As Liem told it, “I took one look at what she had and said, ‘Madam, that is not a horse penis.’ She said, ‘How do you know?’ To which I replied, ‘Because I’ve seen a horse penis — you would need a much larger can!’ She asked what it might then be. I said without hesitation, ‘I believe it is a sheep’s penis.’ Then I led her over to my desk, pulled down my ‘Atlas of Animal Penises,’ and sure enough, there it was — a sheep’s penis!”
He said he later testified at the court trial about the identity of the contaminant. And that was just one of countless stories Liem knew how to weave into his lectures to help lighten the material, and always with his bellowing laugh. He was the best, as evidenced by the scope of the tribute to him last Friday night (and by the way, it’s prompted me to wonder, exactly how many scientists end up with banquets in their honor AFTER they have departed — not a lot, I guarantee you).
KAREL LIEM TRIBUTE INTRODUCTORY VIDEO: This was the longer (10 minutes) video with which the event opened. In the middle is 6 minutes of excerpts from a “sit down” interview Phil Lobel managed to conduct with Karel in 2002 which was not professionally shot (it was just him with his camera) but at least it’s something. So his interview and mine are all that exists as far as we know. There should be more for great scientists like this.
VIDEO PRODUCTION IN THE NEW MILLENIUM
And on another note, if you’ve got the time and are just sitting here reading along, let me tell you the amazing details of the longer video I shot with Liem’s former graduate students as it reflects the crazy new world of communication technology. We had set up for the four guys to meet at George Lauder’s lab at Harvard on a Monday morning at noon. The night before, I spoke with Dana about how they were going to shoot the video themselves. One of them had a cheapo video camera, but they had no clue about lighting, blocking, sound, basically anything to do with video production. I finally said to Dana, “We gotta do something about this. Gimme a few minutes.”
It was 11 p.m. in Boston on a Sunday night. I quickly put an ad on Craigslist in Boston, looking for a cameraman. Within twenty minutes I got three responses, one of whom, Tim O’Connor of New England Studios, said he routinely films professors at Harvard and would be up until 2 a.m. I called him. Badda-bing, no worries. At noon the next day he was over there setting up the gear.

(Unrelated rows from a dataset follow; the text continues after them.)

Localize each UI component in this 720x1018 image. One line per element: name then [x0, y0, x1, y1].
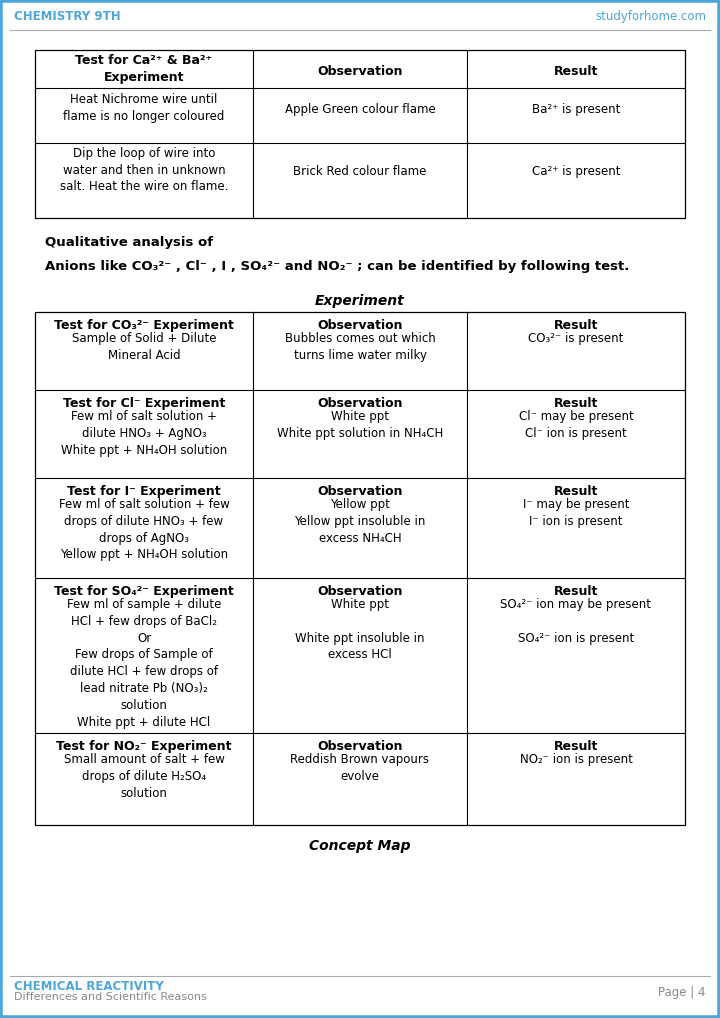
Text: Brick Red colour flame: Brick Red colour flame — [293, 165, 427, 178]
Text: Cl⁻ may be present
Cl⁻ ion is present: Cl⁻ may be present Cl⁻ ion is present — [518, 410, 634, 440]
Text: Test for Ca²⁺ & Ba²⁺
Experiment: Test for Ca²⁺ & Ba²⁺ Experiment — [76, 54, 212, 83]
Text: Observation: Observation — [318, 740, 402, 753]
Text: Test for NO₂⁻ Experiment: Test for NO₂⁻ Experiment — [56, 740, 232, 753]
Text: Heat Nichrome wire until
flame is no longer coloured: Heat Nichrome wire until flame is no lon… — [63, 93, 225, 122]
Text: Apple Green colour flame: Apple Green colour flame — [284, 103, 436, 116]
Text: Yellow ppt
Yellow ppt insoluble in
excess NH₄CH: Yellow ppt Yellow ppt insoluble in exces… — [294, 498, 426, 545]
Text: Result: Result — [554, 397, 598, 410]
Text: Observation: Observation — [318, 319, 402, 332]
Text: Result: Result — [554, 65, 598, 78]
Text: Qualitative analysis of: Qualitative analysis of — [45, 236, 213, 249]
Text: NO₂⁻ ion is present: NO₂⁻ ion is present — [520, 753, 632, 766]
Text: Few ml of salt solution +
dilute HNO₃ + AgNO₃
White ppt + NH₄OH solution: Few ml of salt solution + dilute HNO₃ + … — [61, 410, 227, 457]
Text: studyforhome.com: studyforhome.com — [595, 10, 706, 23]
Text: Observation: Observation — [318, 65, 402, 78]
Text: Experiment: Experiment — [315, 294, 405, 308]
Text: Differences and Scientific Reasons: Differences and Scientific Reasons — [14, 992, 207, 1002]
Text: Reddish Brown vapours
evolve: Reddish Brown vapours evolve — [290, 753, 430, 783]
Text: Concept Map: Concept Map — [310, 839, 410, 853]
Text: Test for CO₃²⁻ Experiment: Test for CO₃²⁻ Experiment — [54, 319, 234, 332]
Text: Ba²⁺ is present: Ba²⁺ is present — [532, 103, 620, 116]
Text: Observation: Observation — [318, 585, 402, 598]
Text: CO₃²⁻ is present: CO₃²⁻ is present — [528, 332, 624, 345]
Text: Observation: Observation — [318, 485, 402, 498]
Text: Result: Result — [554, 740, 598, 753]
Text: Small amount of salt + few
drops of dilute H₂SO₄
solution: Small amount of salt + few drops of dilu… — [63, 753, 225, 799]
Text: Result: Result — [554, 585, 598, 598]
Text: Result: Result — [554, 485, 598, 498]
Text: Sample of Solid + Dilute
Mineral Acid: Sample of Solid + Dilute Mineral Acid — [72, 332, 216, 361]
Text: SO₄²⁻ ion may be present

SO₄²⁻ ion is present: SO₄²⁻ ion may be present SO₄²⁻ ion is pr… — [500, 598, 652, 644]
Text: I⁻ may be present
I⁻ ion is present: I⁻ may be present I⁻ ion is present — [523, 498, 629, 527]
Text: Test for Cl⁻ Experiment: Test for Cl⁻ Experiment — [63, 397, 225, 410]
Bar — [35, 50, 685, 218]
Text: Observation: Observation — [318, 397, 402, 410]
Text: Bubbles comes out which
turns lime water milky: Bubbles comes out which turns lime water… — [284, 332, 436, 361]
Text: Dip the loop of wire into
water and then in unknown
salt. Heat the wire on flame: Dip the loop of wire into water and then… — [60, 147, 228, 193]
Text: Page | 4: Page | 4 — [659, 986, 706, 999]
Text: Few ml of salt solution + few
drops of dilute HNO₃ + few
drops of AgNO₃
Yellow p: Few ml of salt solution + few drops of d… — [58, 498, 230, 561]
Text: CHEMICAL REACTIVITY: CHEMICAL REACTIVITY — [14, 980, 163, 993]
Bar — [35, 312, 685, 825]
Text: Few ml of sample + dilute
HCl + few drops of BaCl₂
Or
Few drops of Sample of
dil: Few ml of sample + dilute HCl + few drop… — [67, 598, 221, 729]
Text: Test for I⁻ Experiment: Test for I⁻ Experiment — [67, 485, 221, 498]
Text: Result: Result — [554, 319, 598, 332]
Text: Test for SO₄²⁻ Experiment: Test for SO₄²⁻ Experiment — [54, 585, 234, 598]
Text: White ppt

White ppt insoluble in
excess HCl: White ppt White ppt insoluble in excess … — [295, 598, 425, 662]
Text: White ppt
White ppt solution in NH₄CH: White ppt White ppt solution in NH₄CH — [277, 410, 443, 440]
Text: Anions like CO₃²⁻ , Cl⁻ , I , SO₄²⁻ and NO₂⁻ ; can be identified by following te: Anions like CO₃²⁻ , Cl⁻ , I , SO₄²⁻ and … — [45, 260, 629, 273]
Text: CHEMISTRY 9TH: CHEMISTRY 9TH — [14, 10, 121, 23]
Text: Ca²⁺ is present: Ca²⁺ is present — [532, 165, 620, 178]
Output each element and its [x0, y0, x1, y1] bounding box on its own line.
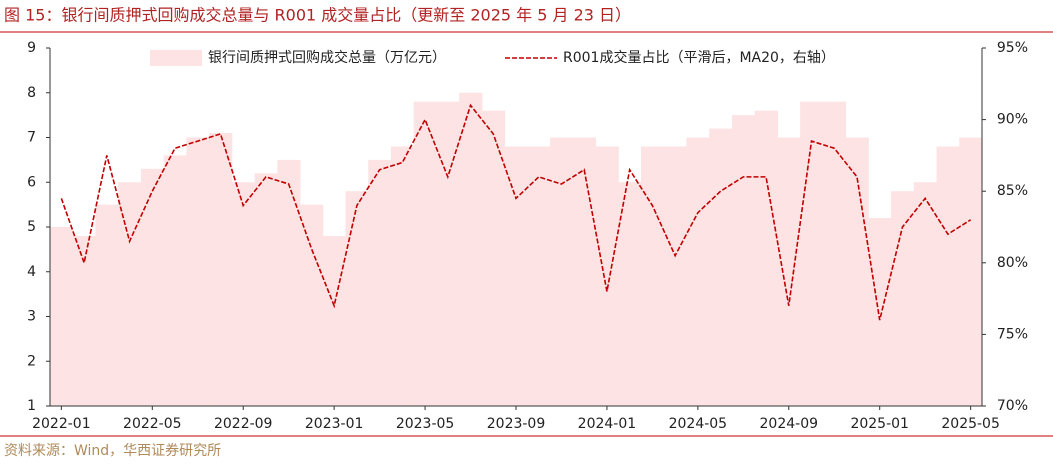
y-tick-label: 8: [27, 85, 36, 101]
bar: [800, 101, 824, 406]
x-tick-label: 2024-09: [760, 416, 819, 432]
bar: [459, 92, 483, 406]
bar: [72, 235, 96, 406]
y-tick-label: 7: [27, 130, 36, 146]
bar: [913, 182, 938, 406]
y2-tick-label: 80%: [997, 255, 1028, 271]
bar: [845, 137, 869, 406]
bar: [959, 137, 983, 406]
y-tick-label: 1: [27, 398, 36, 414]
bar: [663, 146, 687, 406]
y2-tick-label: 95%: [997, 40, 1028, 56]
x-tick-label: 2024-05: [669, 416, 728, 432]
bar: [118, 182, 142, 406]
bar: [754, 110, 778, 407]
bar: [140, 168, 165, 406]
bar: [641, 146, 665, 406]
y2-tick-label: 75%: [997, 326, 1028, 342]
y2-tick-label: 70%: [997, 398, 1028, 414]
bar: [777, 137, 801, 406]
x-tick-label: 2022-09: [214, 416, 273, 432]
bar: [481, 110, 506, 407]
y-tick-label: 6: [27, 174, 36, 190]
chart-title: 图 15：银行间质押式回购成交总量与 R001 成交量占比（更新至 2025 年…: [4, 6, 631, 25]
y-tick-label: 2: [27, 353, 36, 369]
x-tick-label: 2023-09: [487, 416, 546, 432]
bar: [572, 137, 597, 406]
bar: [300, 204, 324, 406]
bar: [595, 146, 619, 406]
y-tick-label: 9: [27, 40, 36, 56]
bar: [504, 146, 528, 406]
bar: [936, 146, 960, 406]
legend-label: 银行间质押式回购成交总量（万亿元）: [208, 49, 446, 66]
x-tick-label: 2025-01: [850, 416, 909, 432]
bar: [527, 146, 551, 406]
bar: [390, 146, 415, 406]
bar: [186, 137, 210, 406]
bar: [709, 128, 733, 407]
y-tick-label: 5: [27, 219, 36, 235]
y2-tick-label: 85%: [997, 183, 1028, 199]
x-tick-label: 2023-01: [305, 416, 364, 432]
bar: [891, 191, 915, 406]
bar: [277, 159, 301, 406]
bar: [413, 101, 437, 406]
y2-tick-label: 90%: [997, 112, 1028, 128]
legend-label: R001成交量占比（平滑后，MA20，右轴）: [563, 49, 835, 66]
bar: [822, 101, 847, 406]
y-tick-label: 4: [27, 264, 36, 280]
bar: [50, 227, 74, 406]
bar: [209, 133, 233, 406]
bar: [368, 159, 392, 406]
bar: [345, 191, 369, 406]
bar: [254, 173, 278, 406]
bar: [163, 155, 187, 406]
x-tick-label: 2022-05: [123, 416, 182, 432]
bar: [868, 218, 892, 406]
bar: [686, 137, 710, 406]
bar: [231, 182, 256, 406]
legend-swatch: [150, 50, 202, 66]
bar: [322, 235, 347, 406]
x-tick-label: 2024-01: [578, 416, 637, 432]
bar: [95, 204, 119, 406]
bar: [618, 182, 642, 406]
x-tick-label: 2022-01: [32, 416, 91, 432]
x-tick-label: 2023-05: [396, 416, 455, 432]
x-tick-label: 2025-05: [941, 416, 1000, 432]
bar: [731, 115, 756, 406]
y-tick-label: 3: [27, 309, 36, 325]
bar: [550, 137, 574, 406]
line: [60, 103, 972, 321]
bar: [436, 101, 460, 406]
source: 资料来源：Wind，华西证券研究所: [4, 443, 221, 459]
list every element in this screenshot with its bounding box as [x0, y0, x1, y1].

And then, for the real twenty-first century twist, one of the guys took his laptop, connected with me on Skype, clicked on the video camera, set it up behind the cameraman, and the next thing I knew, I was directing the ENTIRE shoot via Skype for over 2 hours. I could see the guys in front of the camera, I could see the actual shot set up on the flip out screen of the camera, and on the other side, I gave the guys a walking tour of my house during the break. It was amazing. I felt like I was right there with them.

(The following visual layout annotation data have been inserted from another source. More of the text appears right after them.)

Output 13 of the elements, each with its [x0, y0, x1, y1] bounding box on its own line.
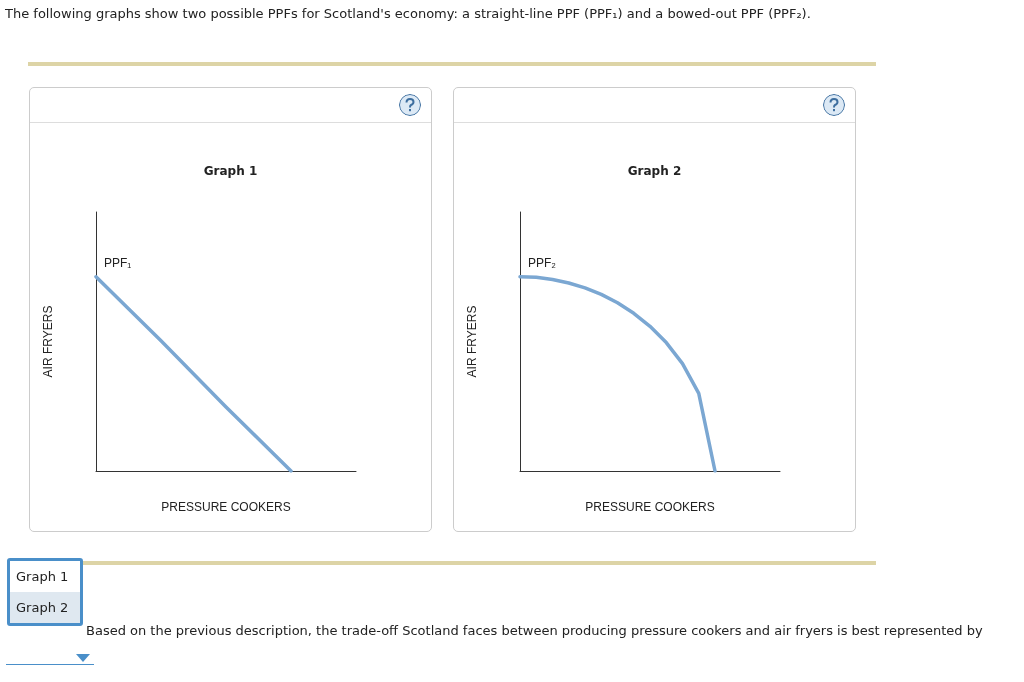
text: The following graphs show two possible PPFs for Scotland's economy: a straight-line PPF (PPF₁) and a bowed-out PPF (PPF₂). [5, 6, 811, 21]
x-axis-title: PRESSURE COOKERS [161, 500, 291, 514]
y-axis-title: AIR FRYERS [41, 305, 55, 378]
chart-title: Graph 2 [627, 164, 682, 178]
x-axis-title: PRESSURE COOKERS [585, 500, 715, 514]
y-axis-title: AIR FRYERS [465, 305, 479, 378]
dropdown-menu: Graph 1 Graph 2 [7, 558, 83, 626]
series-label: PPF₁ [104, 255, 132, 270]
caption: Graph 1 [15, 568, 70, 586]
chart-title: Graph 1 [203, 164, 258, 178]
text: Based on the previous description, the trade-off Scotland faces between producing pressure cookers and air fryers is best represented by [86, 623, 983, 638]
caption: Graph 2 [10, 592, 80, 623]
series-label: PPF₂ [528, 255, 557, 270]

Strange world we live in these days. And not the same without Karel Liem.
Bottom line: If you know a truly great professor, go get a camera and shoot some video of them just being themselves — being spontaneous. You’ll be thankful you did someday.

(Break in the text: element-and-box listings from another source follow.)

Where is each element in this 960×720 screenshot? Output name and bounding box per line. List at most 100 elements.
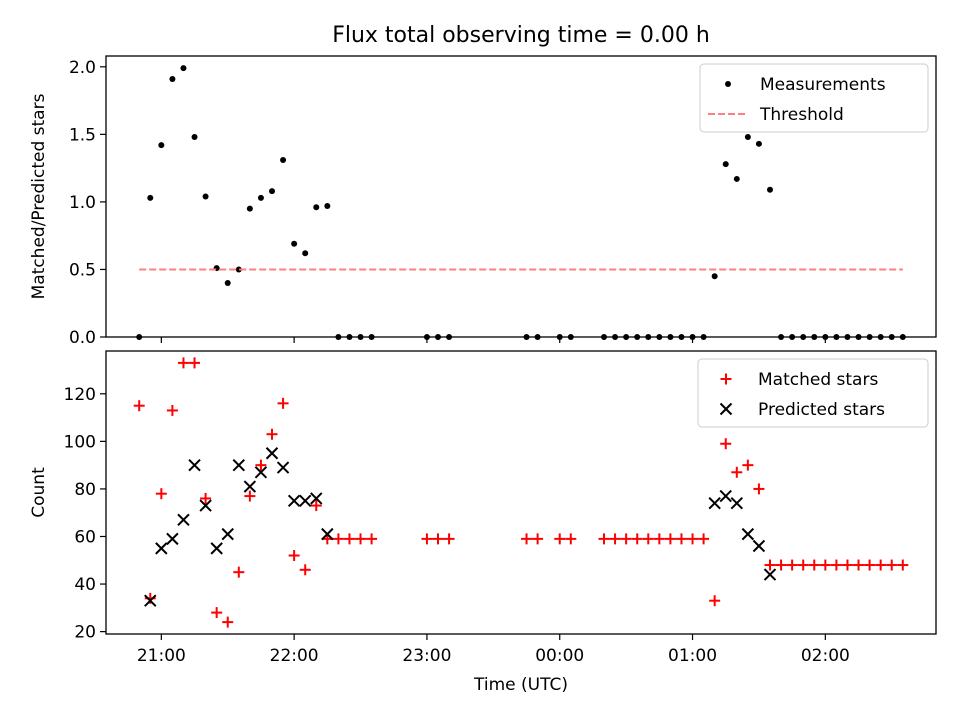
matched-star-marker [886,559,898,571]
matched-star-marker [233,566,245,578]
figure-title: Flux total observing time = 0.00 h [332,23,710,48]
matched-star-marker [222,616,234,628]
measurement-point [711,273,718,280]
matched-star-marker [355,533,367,545]
measurement-point [733,175,740,182]
series-matched-stars [133,357,909,628]
marker-stroke [177,513,190,527]
measurement-point [235,266,242,273]
legend: Matched stars Predicted stars [697,358,929,428]
matched-star-marker [310,500,322,512]
measurement-point [291,240,298,247]
predicted-star-marker [177,513,190,527]
y-tick-label: 0.5 [69,260,96,280]
matched-star-marker [200,492,212,504]
legend-label: Threshold [759,105,844,125]
marker-stroke [752,539,766,553]
predicted-star-marker [310,492,323,505]
top-plot-measurements-ratio: 0.0 0.5 1.0 1.5 2.0 Matched/Predicted stars Me… [29,55,937,348]
predicted-star-marker [276,461,290,474]
measurement-point [280,157,287,164]
y-tick-label: 100 [64,432,96,452]
x-tick-label: 23:00 [402,646,451,666]
y-tick-label: 40 [74,575,96,595]
marker-stroke [188,458,201,472]
measurement-point [246,205,253,212]
predicted-star-marker [232,458,246,472]
predicted-star-marker [254,466,268,479]
matched-star-marker [177,357,189,369]
matched-star-marker [155,488,167,500]
measurement-point [169,75,176,82]
marker-stroke [741,527,755,541]
matched-star-marker [731,466,743,478]
y-tick-label: 2.0 [69,58,96,78]
measurement-point [767,186,773,193]
marker-stroke [199,499,212,512]
matched-star-marker [797,559,809,571]
matched-star-marker [620,533,632,545]
marker-stroke [763,568,777,581]
matched-star-marker [642,533,654,545]
matched-star-marker [166,404,178,416]
matched-star-marker [609,533,621,545]
predicted-star-marker [144,594,157,607]
matched-star-marker [653,533,665,545]
measurement-point [744,134,751,141]
predicted-star-marker [199,499,212,512]
predicted-star-marker [741,527,755,541]
matched-star-marker [343,533,355,545]
legend-label: Predicted stars [758,400,885,420]
matched-star-marker [211,607,223,619]
matched-star-marker [299,564,311,576]
matched-star-marker [830,559,842,571]
marker-stroke [254,466,268,479]
predicted-star-marker [166,532,179,546]
marker-stroke [144,594,157,607]
predicted-star-marker [188,458,201,472]
matched-star-marker [841,559,853,571]
measurement-point [722,161,729,168]
matched-star-marker [443,533,455,545]
matched-star-marker [664,533,676,545]
matched-star-marker [532,533,544,545]
matched-star-marker [189,357,201,369]
matched-star-marker [819,559,831,571]
marker-stroke [166,532,179,546]
measurement-point [180,65,187,72]
legend-label: Matched stars [758,370,878,390]
measurement-point [269,188,275,195]
predicted-star-marker [155,542,168,555]
matched-star-marker [133,400,145,412]
legend-label: Measurements [760,75,886,95]
x-axis-label: Time (UTC) [473,675,568,695]
matched-star-marker [266,428,278,440]
measurement-point [257,194,264,201]
predicted-star-marker [265,447,279,460]
series-predicted-stars [144,447,777,607]
measurement-point [324,202,331,209]
y-axis-label: Matched/Predicted stars [29,93,49,299]
legend-box [697,358,929,428]
matched-star-marker [554,533,566,545]
x-tick-label: 21:00 [137,646,186,666]
predicted-star-marker [210,542,223,555]
matched-star-marker [687,533,699,545]
matched-star-marker [720,438,732,450]
measurement-point [302,250,309,257]
measurement-point [147,194,154,201]
matched-star-marker [255,459,267,471]
matched-star-marker [709,595,721,607]
predicted-star-marker [730,496,744,510]
marker-stroke [719,489,732,503]
matched-star-marker [775,559,787,571]
legend-box [699,63,929,133]
matched-star-marker [631,533,643,545]
legend-marker-measurements [725,81,731,87]
matched-star-marker [565,533,577,545]
matched-star-marker [786,559,798,571]
predicted-star-marker [763,568,777,581]
x-tick-label: 22:00 [270,646,319,666]
measurement-point [191,134,198,141]
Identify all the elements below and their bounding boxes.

If you read my book, you know it’s been a long 20 year journey into the world of filmmaking involving a lot of rejection, insults, and snubs. Some people ask me, “Was it worth it?” The answer is a resounding yes. All it takes is one night like last Friday where the filmmaking skills and resources I’ve accumulated are able to come to bear with a single effort that is able to bring the spirit of someone as wonderful as Karel Liem back to life for even a few mill-seconds in the hearts of those who knew him. That’s more than enough to know it has all been worthwhile.